I’m happy when I make a shidduch, but at the same time I’m sad that I am not making more. You know when matchmakers made more shidduchim? When singles weren’t delegated to a piece of paper that said what their parents did for employment and where their siblings went to school, but were actually humans with hashkafos and personalities that we described over the phone, set up, and married them off. When people trusted matchmakers and agreed to meet without demanding photos. Especially for older singles who want to do a phone call before a date, you seriously can’t have a 30 minute phone call without a photo? And honestly, if you both live within 1-2 hours driving time, meet in person and skip the phone call or zoom.

So here’s my solution: Matchmakers need to arrange more dates without photos and require singles doing zoom dates to have the video component turned off. Get to know each other for the person, not the face. Singles that don’t want to follow these rules should find their own matches.

Some people complain that I don’t think looks are important and that’s why I oppose the idea of photos exchanged before people agree to a date. Quite the contrary. Halachically, people cannot marry each other without physical attraction. My own home has been used before for chassidim who were having a 30-minute date before the arranged marriage would be announced, so they could see if they were attracted to each other.

But attraction needs to happen at the right time. Which, I believe – supported by leading Rabbis and by scientific research about how the brain responds to physical appearance – should start after a third date.

Ironically, the men who are most picky about looks usually age and age and age…and never find someone pretty enough. Psychology would find the underlying insecurities or other psychological issues in the male that make him focus so much on externals, while some assert that men in a very religious environment may be using “lack of attraction” as an excuse to reject dates in an attempt to hide uncertainties about sexual gender.

Here’s something new I learned this week, from Rav Avigdor Miller who explained that the Gemara says that when the mann fell in the midbar, so did cosmetics, to enable the women to beautify themselves. And Ezra Hasofer made a takanah that a cosmetics salesperson (or “peddler” in those days) should come to the towns weekly so women could have what they need to be beautiful, without having to pay overinflated prices by local shopkeepers. If Hashem himself, with the mann, and Ezra Hasofer, one of the greatest Jewish leaders, are busying themselves with cosmetics, then obviously women have a responsibility to make themselves appealing to men.

But all in moderation.

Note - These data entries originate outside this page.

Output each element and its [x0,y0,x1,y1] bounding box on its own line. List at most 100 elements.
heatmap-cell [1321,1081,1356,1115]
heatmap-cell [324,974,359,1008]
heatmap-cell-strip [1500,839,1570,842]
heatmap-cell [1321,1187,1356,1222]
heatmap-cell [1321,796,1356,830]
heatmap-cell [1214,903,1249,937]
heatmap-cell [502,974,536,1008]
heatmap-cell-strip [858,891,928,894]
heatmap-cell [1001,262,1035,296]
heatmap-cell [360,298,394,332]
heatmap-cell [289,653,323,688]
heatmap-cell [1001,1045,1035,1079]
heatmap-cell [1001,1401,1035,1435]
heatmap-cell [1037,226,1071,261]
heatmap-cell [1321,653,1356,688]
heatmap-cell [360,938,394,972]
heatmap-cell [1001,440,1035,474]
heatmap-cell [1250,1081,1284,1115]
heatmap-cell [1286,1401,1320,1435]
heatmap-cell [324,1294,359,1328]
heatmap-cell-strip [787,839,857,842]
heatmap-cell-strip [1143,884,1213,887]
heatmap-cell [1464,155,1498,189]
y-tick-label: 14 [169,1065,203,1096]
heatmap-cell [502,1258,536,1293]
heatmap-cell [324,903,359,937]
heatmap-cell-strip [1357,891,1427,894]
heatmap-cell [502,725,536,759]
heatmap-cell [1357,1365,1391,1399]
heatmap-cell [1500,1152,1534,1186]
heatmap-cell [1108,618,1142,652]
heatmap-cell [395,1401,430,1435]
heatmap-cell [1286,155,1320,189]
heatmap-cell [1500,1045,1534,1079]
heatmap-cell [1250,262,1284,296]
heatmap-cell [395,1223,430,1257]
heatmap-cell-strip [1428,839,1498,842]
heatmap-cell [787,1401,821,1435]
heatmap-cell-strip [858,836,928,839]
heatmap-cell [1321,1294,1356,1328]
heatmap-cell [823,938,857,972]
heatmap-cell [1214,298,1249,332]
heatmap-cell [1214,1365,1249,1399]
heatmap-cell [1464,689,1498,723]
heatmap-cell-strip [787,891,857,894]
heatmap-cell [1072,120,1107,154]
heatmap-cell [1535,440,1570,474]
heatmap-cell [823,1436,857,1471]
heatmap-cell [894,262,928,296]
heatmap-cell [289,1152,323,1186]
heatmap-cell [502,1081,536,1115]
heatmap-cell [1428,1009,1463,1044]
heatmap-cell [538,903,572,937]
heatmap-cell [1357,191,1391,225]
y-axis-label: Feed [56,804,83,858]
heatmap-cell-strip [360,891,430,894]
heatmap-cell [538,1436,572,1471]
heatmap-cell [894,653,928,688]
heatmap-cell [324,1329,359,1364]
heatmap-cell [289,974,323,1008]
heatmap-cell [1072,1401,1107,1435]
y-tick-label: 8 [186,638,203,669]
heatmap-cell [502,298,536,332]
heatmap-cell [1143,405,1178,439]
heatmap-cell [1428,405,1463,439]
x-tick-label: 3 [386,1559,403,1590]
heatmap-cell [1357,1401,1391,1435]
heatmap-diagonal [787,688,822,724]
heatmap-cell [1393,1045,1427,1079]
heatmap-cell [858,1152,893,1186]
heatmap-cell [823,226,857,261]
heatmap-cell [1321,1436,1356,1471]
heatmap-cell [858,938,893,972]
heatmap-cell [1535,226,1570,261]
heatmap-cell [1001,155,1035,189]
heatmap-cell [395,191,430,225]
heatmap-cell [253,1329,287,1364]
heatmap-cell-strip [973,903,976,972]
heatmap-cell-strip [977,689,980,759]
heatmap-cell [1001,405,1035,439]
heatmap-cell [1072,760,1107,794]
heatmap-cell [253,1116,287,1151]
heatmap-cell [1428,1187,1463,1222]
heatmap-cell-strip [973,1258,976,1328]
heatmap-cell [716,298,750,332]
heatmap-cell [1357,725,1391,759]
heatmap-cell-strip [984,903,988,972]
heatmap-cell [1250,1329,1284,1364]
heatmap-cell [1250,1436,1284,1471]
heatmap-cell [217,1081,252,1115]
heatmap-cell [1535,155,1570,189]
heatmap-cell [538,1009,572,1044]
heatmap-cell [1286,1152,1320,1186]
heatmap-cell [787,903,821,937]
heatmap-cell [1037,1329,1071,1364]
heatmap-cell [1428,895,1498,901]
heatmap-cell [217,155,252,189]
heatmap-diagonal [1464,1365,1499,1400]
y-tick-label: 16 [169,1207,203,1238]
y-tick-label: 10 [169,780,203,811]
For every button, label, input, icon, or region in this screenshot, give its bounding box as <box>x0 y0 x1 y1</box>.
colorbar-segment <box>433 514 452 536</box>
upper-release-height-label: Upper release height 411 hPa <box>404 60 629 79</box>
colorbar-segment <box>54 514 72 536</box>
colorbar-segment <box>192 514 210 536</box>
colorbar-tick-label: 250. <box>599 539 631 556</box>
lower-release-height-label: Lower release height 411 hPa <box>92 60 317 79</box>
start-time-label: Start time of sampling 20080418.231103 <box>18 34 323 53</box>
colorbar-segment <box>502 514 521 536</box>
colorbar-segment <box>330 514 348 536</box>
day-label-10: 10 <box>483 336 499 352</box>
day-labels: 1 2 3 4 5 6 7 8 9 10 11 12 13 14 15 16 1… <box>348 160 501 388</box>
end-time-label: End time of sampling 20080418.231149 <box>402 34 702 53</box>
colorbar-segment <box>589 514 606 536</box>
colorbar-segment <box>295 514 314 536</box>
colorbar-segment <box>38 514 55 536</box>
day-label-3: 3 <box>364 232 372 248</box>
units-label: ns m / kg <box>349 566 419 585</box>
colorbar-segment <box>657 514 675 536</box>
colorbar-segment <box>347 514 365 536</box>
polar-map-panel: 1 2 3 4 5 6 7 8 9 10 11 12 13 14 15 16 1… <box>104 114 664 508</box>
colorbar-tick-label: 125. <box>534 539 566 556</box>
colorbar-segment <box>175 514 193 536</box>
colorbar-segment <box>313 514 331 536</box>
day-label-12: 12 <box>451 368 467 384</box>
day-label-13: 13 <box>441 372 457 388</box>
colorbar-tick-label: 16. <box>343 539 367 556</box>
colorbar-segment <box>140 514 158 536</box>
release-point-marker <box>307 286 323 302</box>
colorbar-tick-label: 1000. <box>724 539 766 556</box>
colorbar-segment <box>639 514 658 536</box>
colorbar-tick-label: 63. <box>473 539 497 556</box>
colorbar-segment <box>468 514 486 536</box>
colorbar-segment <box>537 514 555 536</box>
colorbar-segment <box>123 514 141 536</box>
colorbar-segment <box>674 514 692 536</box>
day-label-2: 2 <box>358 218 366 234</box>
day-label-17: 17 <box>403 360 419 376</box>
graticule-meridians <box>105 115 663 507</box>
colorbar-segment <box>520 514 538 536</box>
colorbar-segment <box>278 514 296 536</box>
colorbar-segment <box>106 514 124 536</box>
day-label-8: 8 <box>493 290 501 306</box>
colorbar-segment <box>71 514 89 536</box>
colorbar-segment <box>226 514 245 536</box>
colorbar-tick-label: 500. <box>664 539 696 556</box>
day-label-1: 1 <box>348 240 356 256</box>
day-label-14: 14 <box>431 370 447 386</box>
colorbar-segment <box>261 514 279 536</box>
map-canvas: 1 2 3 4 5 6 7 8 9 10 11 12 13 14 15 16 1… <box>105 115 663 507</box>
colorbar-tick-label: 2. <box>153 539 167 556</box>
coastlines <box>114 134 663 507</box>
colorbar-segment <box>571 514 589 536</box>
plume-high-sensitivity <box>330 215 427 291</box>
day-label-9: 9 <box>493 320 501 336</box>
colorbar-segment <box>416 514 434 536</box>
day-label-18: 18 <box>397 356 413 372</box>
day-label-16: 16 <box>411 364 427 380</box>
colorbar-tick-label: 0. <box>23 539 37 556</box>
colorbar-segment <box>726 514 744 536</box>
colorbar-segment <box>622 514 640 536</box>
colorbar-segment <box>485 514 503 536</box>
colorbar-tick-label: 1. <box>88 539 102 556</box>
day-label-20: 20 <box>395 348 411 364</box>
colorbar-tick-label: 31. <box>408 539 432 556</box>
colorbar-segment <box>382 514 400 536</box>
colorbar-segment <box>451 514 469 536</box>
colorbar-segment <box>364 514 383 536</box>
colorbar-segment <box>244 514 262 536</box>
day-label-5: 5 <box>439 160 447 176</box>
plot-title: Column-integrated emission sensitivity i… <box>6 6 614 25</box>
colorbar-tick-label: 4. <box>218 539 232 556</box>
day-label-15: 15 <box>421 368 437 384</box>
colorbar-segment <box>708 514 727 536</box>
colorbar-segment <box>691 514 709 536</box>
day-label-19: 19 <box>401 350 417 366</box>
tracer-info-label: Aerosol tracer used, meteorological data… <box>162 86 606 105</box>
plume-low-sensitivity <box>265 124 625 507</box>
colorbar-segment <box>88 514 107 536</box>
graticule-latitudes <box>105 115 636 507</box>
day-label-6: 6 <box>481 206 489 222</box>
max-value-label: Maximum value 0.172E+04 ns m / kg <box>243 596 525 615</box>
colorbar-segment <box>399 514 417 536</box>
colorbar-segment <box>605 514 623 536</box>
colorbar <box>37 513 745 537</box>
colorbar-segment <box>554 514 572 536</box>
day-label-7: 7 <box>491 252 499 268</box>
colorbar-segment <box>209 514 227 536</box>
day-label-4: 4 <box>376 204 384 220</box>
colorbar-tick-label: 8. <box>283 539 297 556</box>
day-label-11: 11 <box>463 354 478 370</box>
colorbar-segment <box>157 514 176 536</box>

Men who are used to watching beautiful women on television or in movies, many of whom use unnatural enhancements or surgery, are often not going to be satisfied with the inner beauty that emanates when two people develop an emotional connection. Until a man and woman start to open up and be vulnerable, you miss out on a lot of the inner beauty that adds to the external appeal. Superficial beauty is not enough – that goes away pretty quickly (scientific research claims by 18 months). Which is why most Torah leaders say attraction and chemistry grow after marriage, because it is then – over time and not too quickly, that people become more emotionally intimate with each other.

Based on scientific research on this issue, and my 25 years of experience as a successful shadchan and dating advisor, I believe that looks should not even be a consideration until a third date. And let me give you one piece of advice. Not attracted to her or him? Don’t throw a shidduch suggestion away so easily. By a third date, if the looks haven’t enticed you, change the atmosphere. Go for a walk on a moonlit beach or other romantic setting and see if it changes anything – even slightly. You don’t have to suddenly find your date super-attractive, but there should be a slight improvement in the attraction in a more romantic setting. If not, then discuss it with a dating advisor – it may be time to walk away. But only after a third date.